Menurut Chomaen Wahab, masyarakat diharapkan tetap tenang dan bijak dalam menggunakan BBM sesuai kebutuhan. Ia menilai bahwa distribusi BBM pada dasarnya masih berjalan, meskipun terdapat kendala di beberapa titik yang menyebabkan keterlambatan pasokan.
“Kami meminta masyarakat untuk tidak panik. Gunakan BBM sesuai kebutuhan, jangan melakukan pembelian secara berlebihan karena hal tersebut justru dapat memperparah kondisi di lapangan,” ujarnya, Kamis 19 Maret 2026.
Ia juga mengingatkan bahwa fenomena panic buying dapat menyebabkan ketidakseimbangan distribusi, sehingga masyarakat lain yang benar-benar membutuhkan justru kesulitan mendapatkan BBM. Oleh karena itu, kesadaran kolektif sangat diperlukan agar ketersediaan BBM dapat merata.
Chomaen Wahab menambahkan bahwa pemerintah daerah terus berkoordinasi dengan pihak terkait, termasuk Pertamina dan instansi lainnya, untuk memastikan pasokan BBM tetap terjaga. Langkah-langkah antisipasi juga terus dilakukan guna mengatasi kendala distribusi yang terjadi.
Selain itu, ia mengimbau masyarakat untuk tidak mudah percaya terhadap informasi yang belum jelas kebenarannya, terutama yang beredar di media sosial.
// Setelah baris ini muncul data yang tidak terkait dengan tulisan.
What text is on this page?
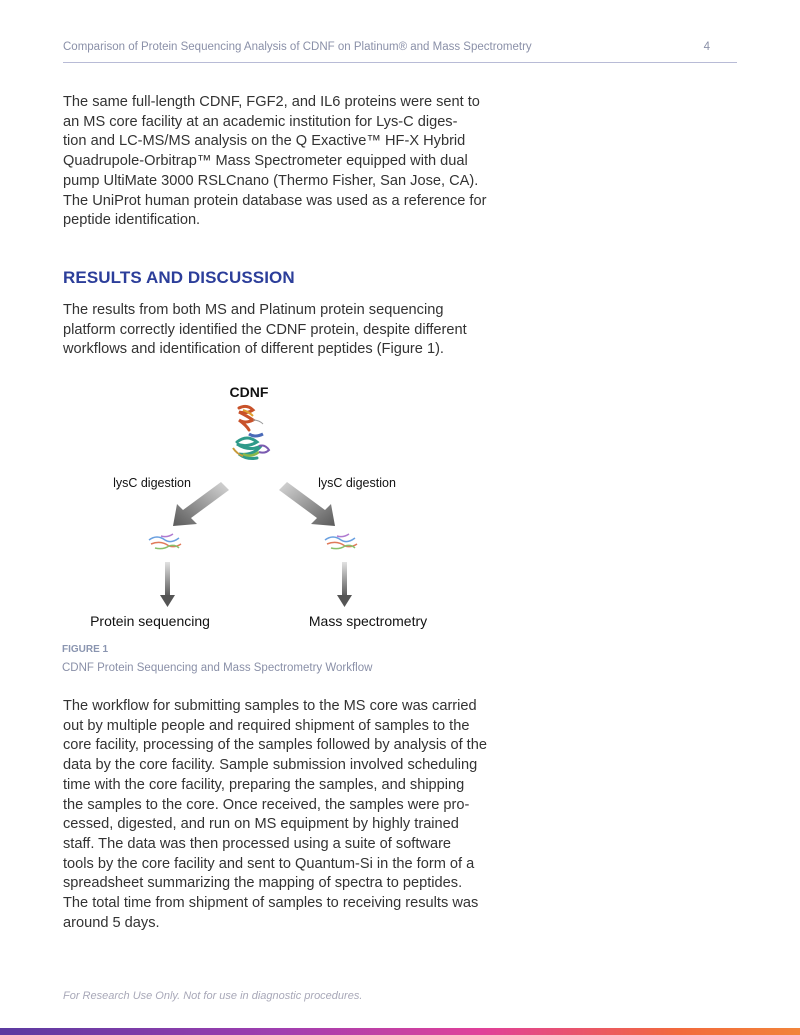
Comparison of Protein Sequencing Analysis of CDNF on Platinum® and Mass Spectrometry	4
The same full-length CDNF, FGF2, and IL6 proteins were sent to
an MS core facility at an academic institution for Lys-C diges-
tion and LC-MS/MS analysis on the Q Exactive™ HF-X Hybrid
Quadrupole-Orbitrap™ Mass Spectrometer equipped with dual
pump UltiMate 3000 RSLCnano (Thermo Fisher, San Jose, CA).
The UniProt human protein database was used as a reference for
peptide identification.
RESULTS AND DISCUSSION
The results from both MS and Platinum protein sequencing
platform correctly identified the CDNF protein, despite different
workflows and identification of different peptides (Figure 1).
CDNF
lysC digestion	lysC digestion
Protein sequencing	Mass spectrometry
FIGURE 1
CDNF Protein Sequencing and Mass Spectrometry Workflow
The workflow for submitting samples to the MS core was carried
out by multiple people and required shipment of samples to the
core facility, processing of the samples followed by analysis of the
data by the core facility. Sample submission involved scheduling
time with the core facility, preparing the samples, and shipping
the samples to the core. Once received, the samples were pro-
cessed, digested, and run on MS equipment by highly trained
staff. The data was then processed using a suite of software
tools by the core facility and sent to Quantum-Si in the form of a
spreadsheet summarizing the mapping of spectra to peptides.
The total time from shipment of samples to receiving results was
around 5 days.
For Research Use Only. Not for use in diagnostic procedures.
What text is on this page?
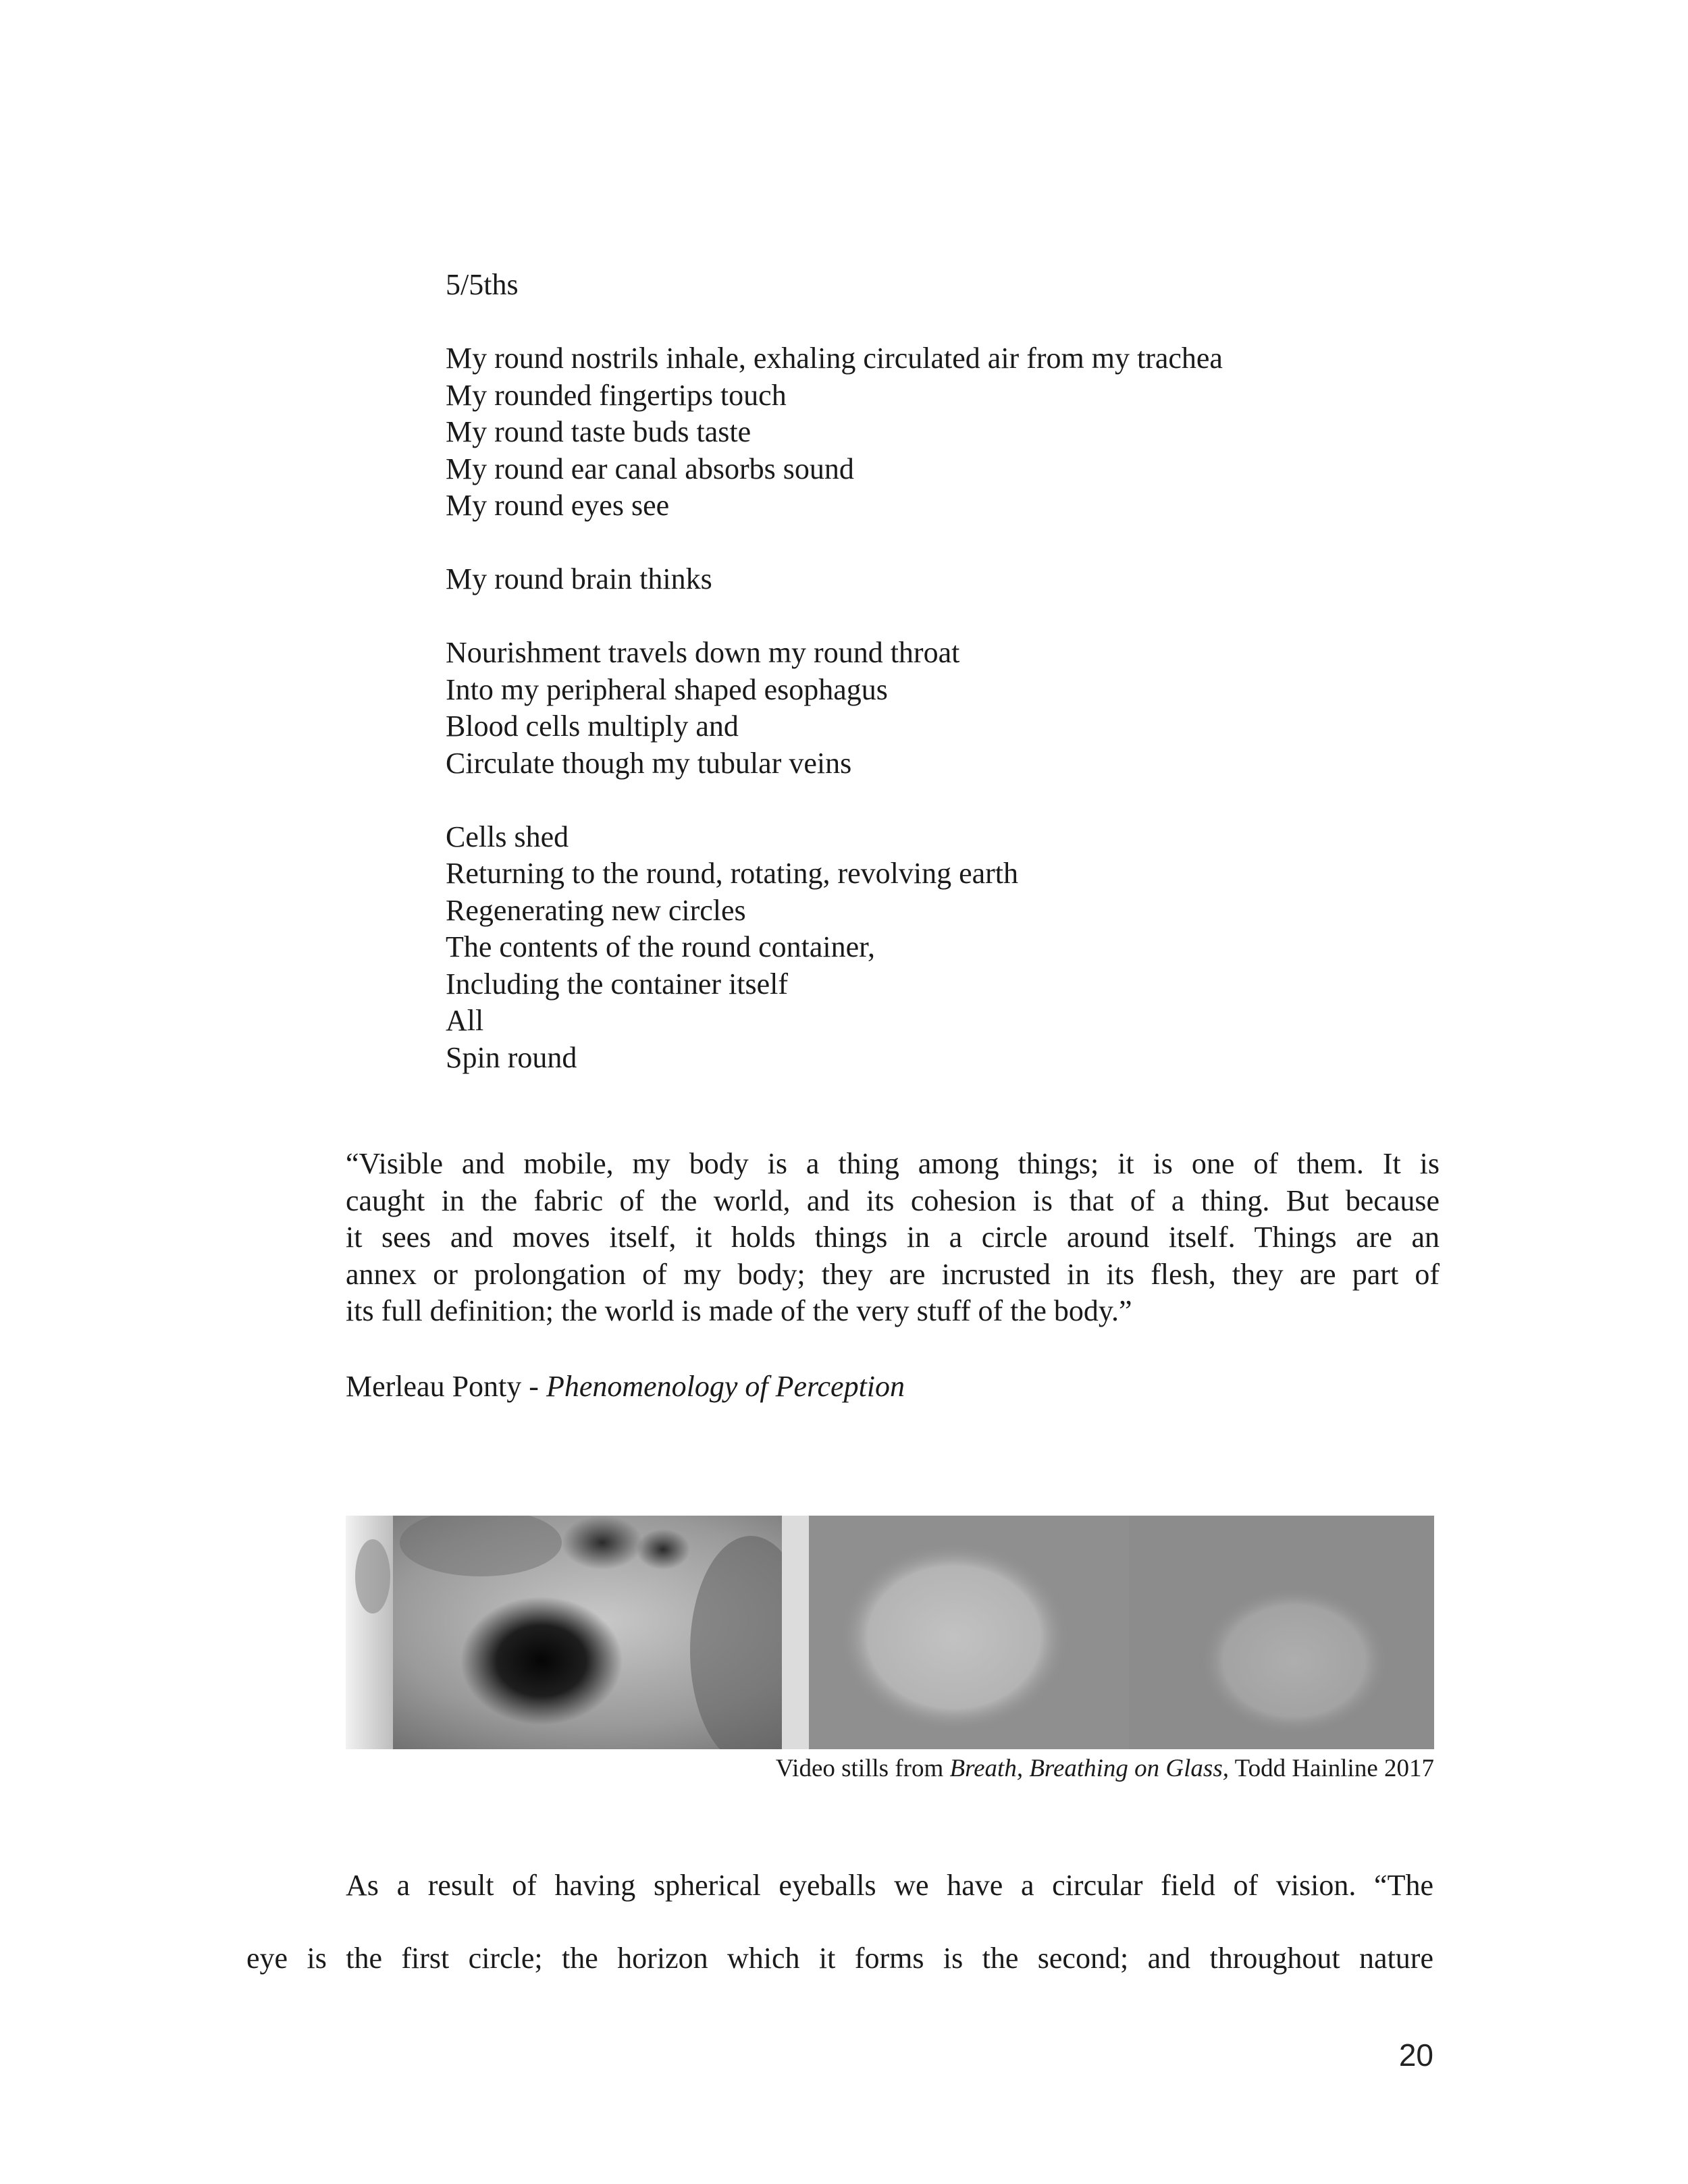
5/5ths
My round nostrils inhale, exhaling circulated air from my trachea
My rounded fingertips touch
My round taste buds taste
My round ear canal absorbs sound
My round eyes see
My round brain thinks
Nourishment travels down my round throat
Into my peripheral shaped esophagus
Blood cells multiply and
Circulate though my tubular veins
Cells shed
Returning to the round, rotating, revolving earth
Regenerating new circles
The contents of the round container,
Including the container itself
All
Spin round
“Visible and mobile, my body is a thing among things; it is one of them. It is
caught in the fabric of the world, and its cohesion is that of a thing. But because
it sees and moves itself, it holds things in a circle around itself. Things are an
annex or prolongation of my body; they are incrusted in its flesh, they are part of
its full definition; the world is made of the very stuff of the body.”
Merleau Ponty - Phenomenology of Perception
Video stills from Breath, Breathing on Glass, Todd Hainline 2017
As a result of having spherical eyeballs we have a circular field of vision. “The
eye is the first circle; the horizon which it forms is the second; and throughout nature
20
Informasi yang tidak akurat dapat memicu kepanikan dan memperburuk situasi.
“Kami harap masyarakat dapat menyaring informasi dengan baik. Jangan mudah terpengaruh oleh isu yang belum tentu benar. Ikuti informasi resmi dari pemerintah,” tambahnya.
Dalam kesempatan tersebut, ia juga mengajak masyarakat untuk bersama-sama menjaga ketertiban selama situasi ini berlangsung. Sikap saling menghargai dan tertib saat mengantre di SPBU menjadi hal penting agar kondisi tetap kondusif.